Cocoa futures appear to be at little risk of returning to the nine-year lows reached last year, supporting by "production risks" at a time when processing margin dynamics appear "very attractive" for processors.
Judith Ganes-Chase, the respected soft commodities analyst, said that cocoa futures, having recovered some 17% in New York on a spot contract basis from last year's lows, seem "to be building a solid base of support".
While acknowledging a "massive" world output surplus in 2016-17 - when production hit a record 4.70m tonnes, 371,000 tonnes above consumption, on International Cocoa Organization estimates – some of that "simply" went to replenish run-down inventories, Ms Ganes-Chase said.
Furthermore, much of the record harvest was of poorer quality crop, meaning that "availability of good quality beans was nowhere near as abundant as the statistics show".
And heading into the 2017-18 crop year, which began this month, Ms Ganes-Chase, head of J Ganes Consulting, flagged "production risks", including in West Africa, which is responsible for the vast majority of world output, and which looks set for a modest drop in volumes this year.
"There was a bout of excessive rains and flooding in the Ivory Coast and above-normal rains in Ghana that could impact the main crop and had even raised concerns about black pod disease."

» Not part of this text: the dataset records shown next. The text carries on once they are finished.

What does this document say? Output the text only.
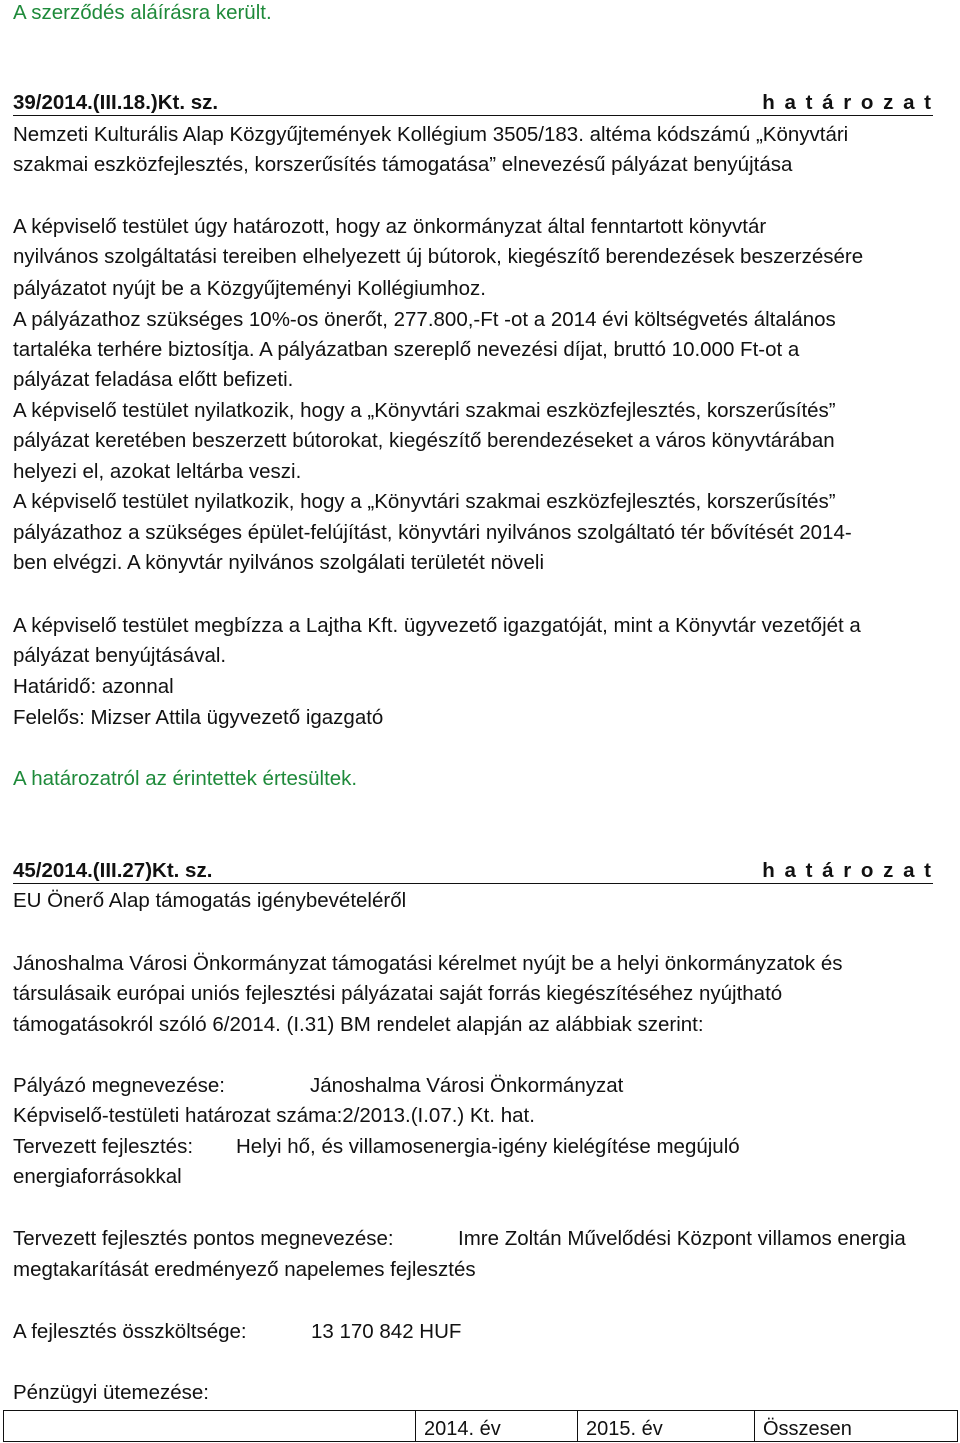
A szerződés aláírásra került.
39/2014.(III.18.)Kt. sz.	h a t á r o z a t
Nemzeti Kulturális Alap Közgyűjtemények Kollégium 3505/183. altéma kódszámú „Könyvtári
szakmai eszközfejlesztés, korszerűsítés támogatása” elnevezésű pályázat benyújtása
A képviselő testület úgy határozott, hogy az önkormányzat által fenntartott könyvtár
nyilvános szolgáltatási tereiben elhelyezett új bútorok, kiegészítő berendezések beszerzésére
pályázatot nyújt be a Közgyűjteményi Kollégiumhoz.
A pályázathoz szükséges 10%-os önerőt, 277.800,-Ft -ot a 2014 évi költségvetés általános
tartaléka terhére biztosítja. A pályázatban szereplő nevezési díjat, bruttó 10.000 Ft-ot a
pályázat feladása előtt befizeti.
A képviselő testület nyilatkozik, hogy a „Könyvtári szakmai eszközfejlesztés, korszerűsítés”
pályázat keretében beszerzett bútorokat, kiegészítő berendezéseket a város könyvtárában
helyezi el, azokat leltárba veszi.
A képviselő testület nyilatkozik, hogy a „Könyvtári szakmai eszközfejlesztés, korszerűsítés”
pályázathoz a szükséges épület-felújítást, könyvtári nyilvános szolgáltató tér bővítését 2014-
ben elvégzi. A könyvtár nyilvános szolgálati területét növeli
A képviselő testület megbízza a Lajtha Kft. ügyvezető igazgatóját, mint a Könyvtár vezetőjét a
pályázat benyújtásával.
Határidő: azonnal
Felelős: Mizser Attila ügyvezető igazgató
A határozatról az érintettek értesültek.
45/2014.(III.27)Kt. sz.	h a t á r o z a t
EU Önerő Alap támogatás igénybevételéről
Jánoshalma Városi Önkormányzat támogatási kérelmet nyújt be a helyi önkormányzatok és
társulásaik európai uniós fejlesztési pályázatai saját forrás kiegészítéséhez nyújtható
támogatásokról szóló 6/2014. (I.31) BM rendelet alapján az alábbiak szerint:
Pályázó megnevezése:	Jánoshalma Városi Önkormányzat
Képviselő-testületi határozat száma:2/2013.(I.07.) Kt. hat.
Tervezett fejlesztés: Helyi hő, és villamosenergia-igény kielégítése megújuló
energiaforrásokkal
Tervezett fejlesztés pontos megnevezése:	Imre Zoltán Művelődési Központ villamos energia
megtakarítását eredményező napelemes fejlesztés
A fejlesztés összköltsége:	13 170 842 HUF
Pénzügyi ütemezése:
	2014. év	2015. év	Összesen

Furthermore, the Indonesia, "the third largest producer, is expected to see production fall yet again".
The prospect of some output "uncertainty" was coming a time when "time when demand potential remains quite strong", helped by prices which remain low by standards of recent years.
Spot December cocoa futures stood at $2,080 a tonne on Monday, down 0.3% on the day.

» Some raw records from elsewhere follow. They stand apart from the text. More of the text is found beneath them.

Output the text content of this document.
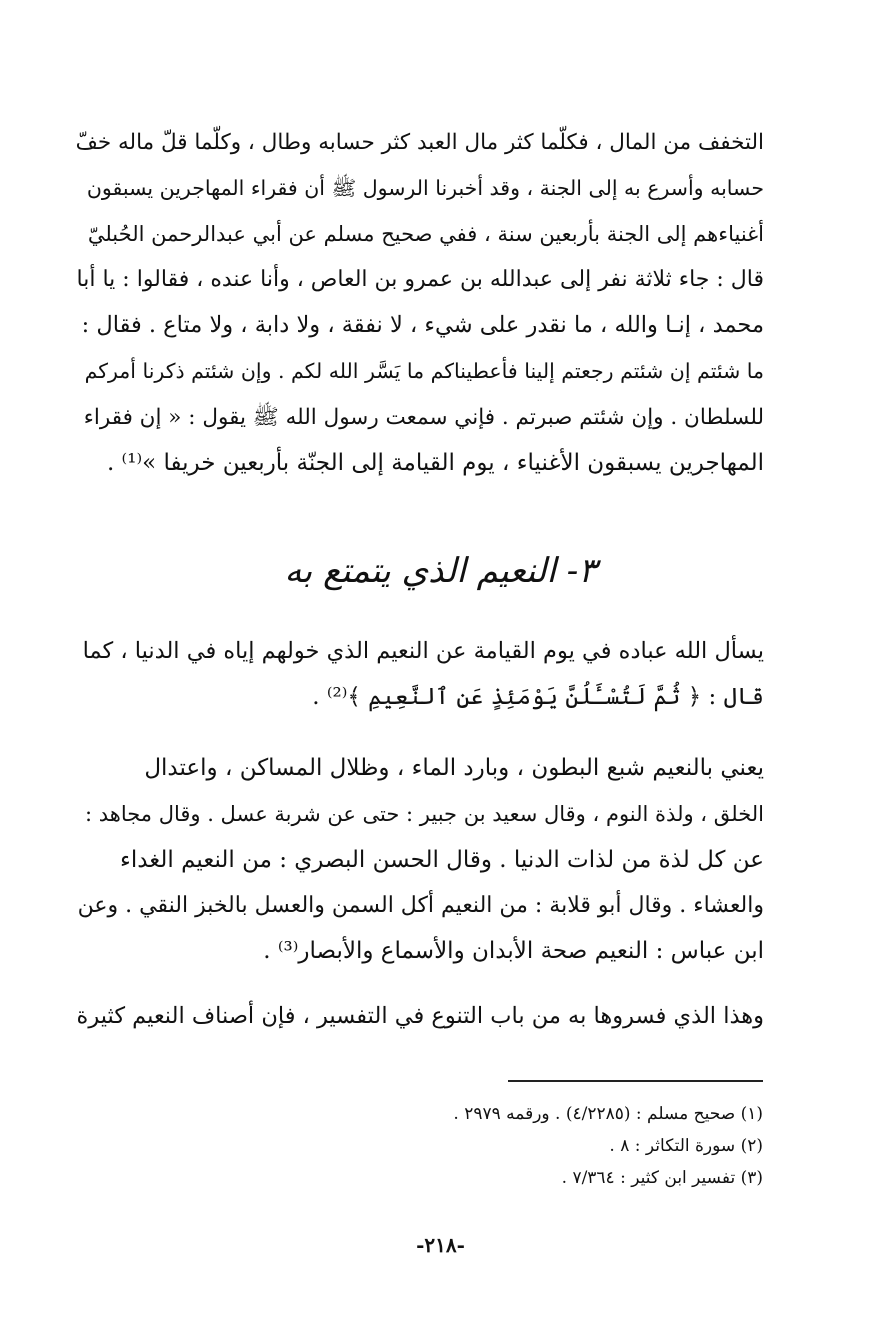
التخفف من المال ، فكلّما كثر مال العبد كثر حسابه وطال ، وكلّما قلّ ماله خفّ
حسابه وأسرع به إلى الجنة ، وقد أخبرنا الرسول ﷺ أن فقراء المهاجرين يسبقون
أغنياءهم إلى الجنة بأربعين سنة ، ففي صحيح مسلم عن أبي عبدالرحمن الحُبليّ
قال : جاء ثلاثة نفر إلى عبدالله بن عمرو بن العاص ، وأنا عنده ، فقالوا : يا أبا
محمد ، إنـا والله ، ما نقدر على شيء ، لا نفقة ، ولا دابة ، ولا متاع . فقال :
ما شئتم إن شئتم رجعتم إلينا فأعطيناكم ما يَسَّر الله لكم . وإن شئتم ذكرنا أمركم
للسلطان . وإن شئتم صبرتم . فإني سمعت رسول الله ﷺ يقول : « إن فقراء
المهاجرين يسبقون الأغنياء ، يوم القيامة إلى الجنّة بأربعين خريفا »⁽¹⁾ .
٣- النعيم الذي يتمتع به
يسأل الله عباده في يوم القيامة عن النعيم الذي خولهم إياه في الدنيا ، كما
قال : ﴿ ثُمَّ لَتُسْـَٔلُنَّ يَوْمَئِذٍ عَنِ ٱلنَّعِيمِ ﴾⁽²⁾ .
يعني بالنعيم شبع البطون ، وبارد الماء ، وظلال المساكن ، واعتدال
الخلق ، ولذة النوم ، وقال سعيد بن جبير : حتى عن شربة عسل . وقال مجاهد :
عن كل لذة من لذات الدنيا . وقال الحسن البصري : من النعيم الغداء
والعشاء . وقال أبو قلابة : من النعيم أكل السمن والعسل بالخبز النقي . وعن
ابن عباس : النعيم صحة الأبدان والأسماع والأبصار⁽³⁾ .
وهذا الذي فسروها به من باب التنوع في التفسير ، فإن أصناف النعيم كثيرة
(١) صحيح مسلم : (٤/٢٢٨٥) . ورقمه ٢٩٧٩ .
(٢) سورة التكاثر : ٨ .
(٣) تفسير ابن كثير : ٧/٣٦٤ .
-٢١٨-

The so-called "combined ratio" – the ratio of the value of cocoa butter and power, the main processing products, compared with the price of raw beans – has eased back somewhat over the past month, "from a peak of 3.83 to 3.76", Ms Ganes-Chase said.
"However, this remains considerably above year ago levels when the ratio was around 3.38, making this still a very attractive price for processors to convert beans into productions at a faster rate, pushing up cocoa grind."